JudikaturJustiz2Ob987/52

2Ob987/52 – OGH Entscheidung

Entscheidung
18. Februar 1953

Kopf

SZ 26/42

Spruch

Zur Frage der Einsicht in die Geschäftsbücher und die sonstigen Belege eines Unternehmens, an dem der Beklagte beteiligt ist.

Entscheidung vom 18. Feber 1953, 2 Ob 987, 988/52.
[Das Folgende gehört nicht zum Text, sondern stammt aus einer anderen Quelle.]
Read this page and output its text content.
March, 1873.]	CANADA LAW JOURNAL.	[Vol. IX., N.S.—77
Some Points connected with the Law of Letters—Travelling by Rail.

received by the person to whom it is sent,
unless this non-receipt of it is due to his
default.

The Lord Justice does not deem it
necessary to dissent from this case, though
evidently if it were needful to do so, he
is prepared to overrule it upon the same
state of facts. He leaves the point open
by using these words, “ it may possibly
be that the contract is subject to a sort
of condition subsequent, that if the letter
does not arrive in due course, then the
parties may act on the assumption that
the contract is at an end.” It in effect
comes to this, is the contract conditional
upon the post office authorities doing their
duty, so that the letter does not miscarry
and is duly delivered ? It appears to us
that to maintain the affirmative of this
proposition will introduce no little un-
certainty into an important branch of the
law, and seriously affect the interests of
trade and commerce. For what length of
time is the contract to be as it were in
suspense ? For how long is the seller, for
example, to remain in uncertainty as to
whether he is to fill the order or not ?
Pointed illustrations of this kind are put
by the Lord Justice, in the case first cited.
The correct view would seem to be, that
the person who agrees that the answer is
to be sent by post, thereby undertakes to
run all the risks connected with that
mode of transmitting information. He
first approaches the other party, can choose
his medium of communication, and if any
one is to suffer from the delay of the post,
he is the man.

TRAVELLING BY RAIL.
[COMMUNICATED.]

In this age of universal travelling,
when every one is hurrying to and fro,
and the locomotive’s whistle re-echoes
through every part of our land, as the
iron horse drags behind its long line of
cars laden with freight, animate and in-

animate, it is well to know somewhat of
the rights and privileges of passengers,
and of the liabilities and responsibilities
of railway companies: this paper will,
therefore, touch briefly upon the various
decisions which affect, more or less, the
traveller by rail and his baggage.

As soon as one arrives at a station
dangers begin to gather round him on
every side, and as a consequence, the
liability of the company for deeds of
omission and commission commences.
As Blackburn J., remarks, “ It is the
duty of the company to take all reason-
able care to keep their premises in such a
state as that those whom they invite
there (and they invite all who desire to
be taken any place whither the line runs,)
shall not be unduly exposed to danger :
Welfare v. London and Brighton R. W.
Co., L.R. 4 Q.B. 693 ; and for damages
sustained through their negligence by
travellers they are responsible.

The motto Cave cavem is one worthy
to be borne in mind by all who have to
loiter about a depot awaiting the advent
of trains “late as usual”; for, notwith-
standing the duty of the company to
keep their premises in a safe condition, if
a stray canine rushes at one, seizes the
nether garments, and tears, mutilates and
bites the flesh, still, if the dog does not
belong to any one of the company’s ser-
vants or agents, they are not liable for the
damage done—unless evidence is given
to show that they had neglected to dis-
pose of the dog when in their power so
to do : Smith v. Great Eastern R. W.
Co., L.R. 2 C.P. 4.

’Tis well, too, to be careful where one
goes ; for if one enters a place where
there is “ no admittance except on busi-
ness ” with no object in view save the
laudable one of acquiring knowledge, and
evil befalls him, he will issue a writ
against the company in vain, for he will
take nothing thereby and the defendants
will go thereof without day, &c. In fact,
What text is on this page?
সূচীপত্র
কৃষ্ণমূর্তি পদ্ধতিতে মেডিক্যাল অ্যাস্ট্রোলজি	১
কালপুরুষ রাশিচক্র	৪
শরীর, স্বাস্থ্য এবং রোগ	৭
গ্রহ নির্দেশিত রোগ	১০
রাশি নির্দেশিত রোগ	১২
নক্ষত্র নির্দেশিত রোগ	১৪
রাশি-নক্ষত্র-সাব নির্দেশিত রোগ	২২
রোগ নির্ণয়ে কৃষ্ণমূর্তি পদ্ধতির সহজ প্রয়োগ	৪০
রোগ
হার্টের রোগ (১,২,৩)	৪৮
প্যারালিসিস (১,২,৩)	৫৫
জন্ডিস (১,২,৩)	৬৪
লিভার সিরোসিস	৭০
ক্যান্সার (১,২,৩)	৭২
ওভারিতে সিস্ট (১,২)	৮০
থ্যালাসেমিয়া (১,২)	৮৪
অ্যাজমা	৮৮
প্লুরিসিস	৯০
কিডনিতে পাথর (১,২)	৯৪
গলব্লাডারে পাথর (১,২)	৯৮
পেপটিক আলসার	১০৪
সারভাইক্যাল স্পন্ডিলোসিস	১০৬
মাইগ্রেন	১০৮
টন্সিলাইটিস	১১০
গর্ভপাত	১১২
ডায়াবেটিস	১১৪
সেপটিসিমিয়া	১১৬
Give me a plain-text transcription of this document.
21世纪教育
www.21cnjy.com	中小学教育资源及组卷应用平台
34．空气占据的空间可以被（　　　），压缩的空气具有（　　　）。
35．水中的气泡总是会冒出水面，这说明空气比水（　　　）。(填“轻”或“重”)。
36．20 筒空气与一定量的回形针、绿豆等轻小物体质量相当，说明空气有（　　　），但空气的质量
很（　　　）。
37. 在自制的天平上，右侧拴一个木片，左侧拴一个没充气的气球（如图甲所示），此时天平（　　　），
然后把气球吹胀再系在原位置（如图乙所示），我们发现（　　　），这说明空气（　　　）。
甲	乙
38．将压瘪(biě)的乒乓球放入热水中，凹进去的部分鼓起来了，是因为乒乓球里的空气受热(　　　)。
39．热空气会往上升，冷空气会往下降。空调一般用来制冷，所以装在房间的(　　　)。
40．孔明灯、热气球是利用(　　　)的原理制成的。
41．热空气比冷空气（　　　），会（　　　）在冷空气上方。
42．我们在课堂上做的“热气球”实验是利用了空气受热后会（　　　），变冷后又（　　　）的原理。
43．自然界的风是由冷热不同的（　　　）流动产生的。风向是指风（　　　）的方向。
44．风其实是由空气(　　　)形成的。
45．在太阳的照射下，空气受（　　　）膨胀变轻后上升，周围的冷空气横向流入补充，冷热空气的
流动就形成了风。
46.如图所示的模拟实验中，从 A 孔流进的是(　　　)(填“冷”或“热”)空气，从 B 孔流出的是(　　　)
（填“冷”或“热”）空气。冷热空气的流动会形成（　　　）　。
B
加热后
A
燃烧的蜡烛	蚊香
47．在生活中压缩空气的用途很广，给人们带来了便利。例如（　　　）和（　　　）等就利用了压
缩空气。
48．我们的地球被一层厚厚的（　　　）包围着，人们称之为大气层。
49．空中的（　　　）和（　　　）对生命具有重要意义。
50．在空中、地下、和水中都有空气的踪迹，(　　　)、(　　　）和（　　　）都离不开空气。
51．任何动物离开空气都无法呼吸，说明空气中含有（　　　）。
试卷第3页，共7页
I. Instanz: Bezirksgericht Hernals; II. Instanz: Landesgericht für Zivilrechtssachen Wien.

Text

Der mj. Kläger begehrte gegenüber der Beklagten, der Witwe und Rechtsnachfolgerin des Karl H., die Feststellung, daß dieser sein außerehelicher Vater gewesen sei, und ihre Verurteilung zur Unterhaltsleistung. Karl H. war Gesellschafter der C.-Gesellschaft, einer offenen Handelsgesellschaft, und außerdem Gesellschafter der Karl H. Ges. m. b. H. Franz August F. ist gegenwärtig (neben der Witwe des Karl H.) offener Gesellschafter der C.-Gesellschaft und Geschäftsführer beider Gesellschaften. Der Kläger beantragte einerseits, daß dem Franz August F. als Geschäftsführer aufgetragen werde, einem Buchsachverständigen die Einsicht in die Geschäftsbücher der offenen Handelsgesellschaft und der Gesellschaft mit beschränkter Haftung zu gewähren, und anderseits, daß der Beklagten aufgetragen werde, dem Buchsachverständigen die Einsicht in den Gesellschaftsvertrag und in die Bücher der offenen Handelsgesellschaft und der Gesellschaft m. b. H. zu gewähren.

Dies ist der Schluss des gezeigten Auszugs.